Ahora se siente estúpida, pero no importa. Algo que no se puede ver, ni escuchar, ni oler, ni tocar, ni chupar, en realidad, no existe. Lo aprendió en el colegio, la realidad es aquello que se percibe por los cinco sentidos.
Poder decir que Carolina es un anochecer de gestos. O poder decir que esta noche Carolina necesita sexo (y a la mierda con la rima).
Embestidas u oleadas ¿Te duele? Quiero que me duela.

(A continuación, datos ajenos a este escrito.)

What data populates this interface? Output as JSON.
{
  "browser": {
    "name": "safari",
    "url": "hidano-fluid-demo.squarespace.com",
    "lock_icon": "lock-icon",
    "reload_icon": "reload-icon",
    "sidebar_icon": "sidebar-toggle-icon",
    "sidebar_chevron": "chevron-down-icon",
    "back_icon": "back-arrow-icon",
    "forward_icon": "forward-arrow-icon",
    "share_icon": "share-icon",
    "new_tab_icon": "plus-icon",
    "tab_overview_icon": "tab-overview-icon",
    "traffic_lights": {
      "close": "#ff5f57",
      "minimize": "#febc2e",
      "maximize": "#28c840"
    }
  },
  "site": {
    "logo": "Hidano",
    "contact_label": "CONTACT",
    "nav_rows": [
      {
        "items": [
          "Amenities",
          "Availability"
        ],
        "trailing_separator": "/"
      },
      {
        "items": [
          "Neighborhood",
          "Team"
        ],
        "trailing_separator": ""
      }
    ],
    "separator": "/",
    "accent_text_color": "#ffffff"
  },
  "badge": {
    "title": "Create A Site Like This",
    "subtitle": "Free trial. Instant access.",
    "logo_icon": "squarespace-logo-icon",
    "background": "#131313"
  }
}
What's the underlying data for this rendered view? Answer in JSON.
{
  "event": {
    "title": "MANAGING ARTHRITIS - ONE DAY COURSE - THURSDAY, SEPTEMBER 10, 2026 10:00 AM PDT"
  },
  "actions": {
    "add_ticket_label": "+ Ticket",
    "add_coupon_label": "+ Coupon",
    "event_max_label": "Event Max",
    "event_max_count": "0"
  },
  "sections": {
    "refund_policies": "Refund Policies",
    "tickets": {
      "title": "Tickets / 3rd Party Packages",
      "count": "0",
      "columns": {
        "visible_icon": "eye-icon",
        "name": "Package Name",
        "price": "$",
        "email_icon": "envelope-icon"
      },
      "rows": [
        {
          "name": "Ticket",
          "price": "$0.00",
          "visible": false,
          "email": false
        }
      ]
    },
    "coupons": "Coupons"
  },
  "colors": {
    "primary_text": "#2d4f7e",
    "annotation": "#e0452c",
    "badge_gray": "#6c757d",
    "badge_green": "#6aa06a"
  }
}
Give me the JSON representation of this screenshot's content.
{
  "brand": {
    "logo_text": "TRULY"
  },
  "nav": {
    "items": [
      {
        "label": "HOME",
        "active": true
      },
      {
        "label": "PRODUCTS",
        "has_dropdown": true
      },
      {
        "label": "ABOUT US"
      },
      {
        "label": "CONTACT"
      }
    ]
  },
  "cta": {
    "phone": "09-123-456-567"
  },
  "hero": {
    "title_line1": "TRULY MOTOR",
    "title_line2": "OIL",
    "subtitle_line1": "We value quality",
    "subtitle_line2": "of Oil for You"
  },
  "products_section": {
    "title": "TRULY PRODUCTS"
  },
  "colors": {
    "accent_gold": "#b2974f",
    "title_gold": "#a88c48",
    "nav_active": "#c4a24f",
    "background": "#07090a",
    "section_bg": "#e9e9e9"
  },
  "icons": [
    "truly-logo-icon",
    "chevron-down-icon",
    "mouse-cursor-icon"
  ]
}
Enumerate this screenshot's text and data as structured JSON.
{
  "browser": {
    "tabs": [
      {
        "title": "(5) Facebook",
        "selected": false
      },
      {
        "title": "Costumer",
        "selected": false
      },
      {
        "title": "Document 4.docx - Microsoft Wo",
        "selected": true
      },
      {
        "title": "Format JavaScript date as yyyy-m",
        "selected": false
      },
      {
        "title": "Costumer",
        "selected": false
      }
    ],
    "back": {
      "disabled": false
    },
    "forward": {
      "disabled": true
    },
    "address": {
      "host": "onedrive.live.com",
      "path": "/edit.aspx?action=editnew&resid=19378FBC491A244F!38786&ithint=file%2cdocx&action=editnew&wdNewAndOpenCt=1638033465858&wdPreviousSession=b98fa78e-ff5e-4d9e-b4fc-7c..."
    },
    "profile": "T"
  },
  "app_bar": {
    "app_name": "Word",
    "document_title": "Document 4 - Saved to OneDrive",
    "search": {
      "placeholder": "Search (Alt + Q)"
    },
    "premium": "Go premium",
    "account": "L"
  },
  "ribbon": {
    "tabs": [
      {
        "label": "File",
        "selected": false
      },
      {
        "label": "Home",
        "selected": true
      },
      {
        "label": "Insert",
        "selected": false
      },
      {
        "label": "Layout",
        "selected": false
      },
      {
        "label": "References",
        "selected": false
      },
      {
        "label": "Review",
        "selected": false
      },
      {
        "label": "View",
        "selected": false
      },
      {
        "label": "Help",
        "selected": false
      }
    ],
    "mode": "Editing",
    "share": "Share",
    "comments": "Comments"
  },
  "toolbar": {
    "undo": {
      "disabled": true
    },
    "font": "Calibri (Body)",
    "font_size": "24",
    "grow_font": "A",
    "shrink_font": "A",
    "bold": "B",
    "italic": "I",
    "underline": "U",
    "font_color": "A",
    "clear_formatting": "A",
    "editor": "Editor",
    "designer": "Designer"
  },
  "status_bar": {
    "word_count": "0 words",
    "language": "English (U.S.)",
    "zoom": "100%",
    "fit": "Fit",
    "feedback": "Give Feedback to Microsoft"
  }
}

Lo que hicieron durante el coito X y Z: Ambos están de pie, apoyados en el alféizar de una ventana que enmarca un tramo del río Hudson. (¿el río Hudson? Oh my god. Esto es lo que dirá ella al finalizar el polvo). Ver practicar sexo es algo tremendamente patético cuando se observa desde fuera. No existen los planos de las películas pornográficas: él de espaldas, con los pantalones bajados, pliegues de fracaso rodeando sus tobillos, jornada partida de 9 a 2, una hora y media para comer, hora de plegar las seis, los calzoncillos tienen un blancor enfermizo y algún pelo púbico se aferra a la tela como una lombriz disecada, el trasero de Z es fláccido, del color de la merluza hervida, y bombea rítmicamente lo que queda entre los muslos gruesos y celulíticos de X. En el momento previo a la corrida, ¿estás apunto? un jadeo es la respuesta, Z piensa que las truchas a esa hora de la tarde atrapan en sus escamas el fulgor del ocaso (y lo piensa con estas palabras exactas). X, por su parte, piensa en el plum-cake que está metido en el horno. Y finge correrse para que su marido acabe pronto porque no quiere que se eche a perder el pastel.
Carolina ya no piensa en el sexo, y aborrece necesitar el amor idealizado. Sabe que cualquier historia empieza adorando la blancura de su piel para acabar venerando las escamas de las truchas.
… últimas palabras… ya están dichas, dicen que son las más difíciles. Yo hago trampas y las dejo atrás.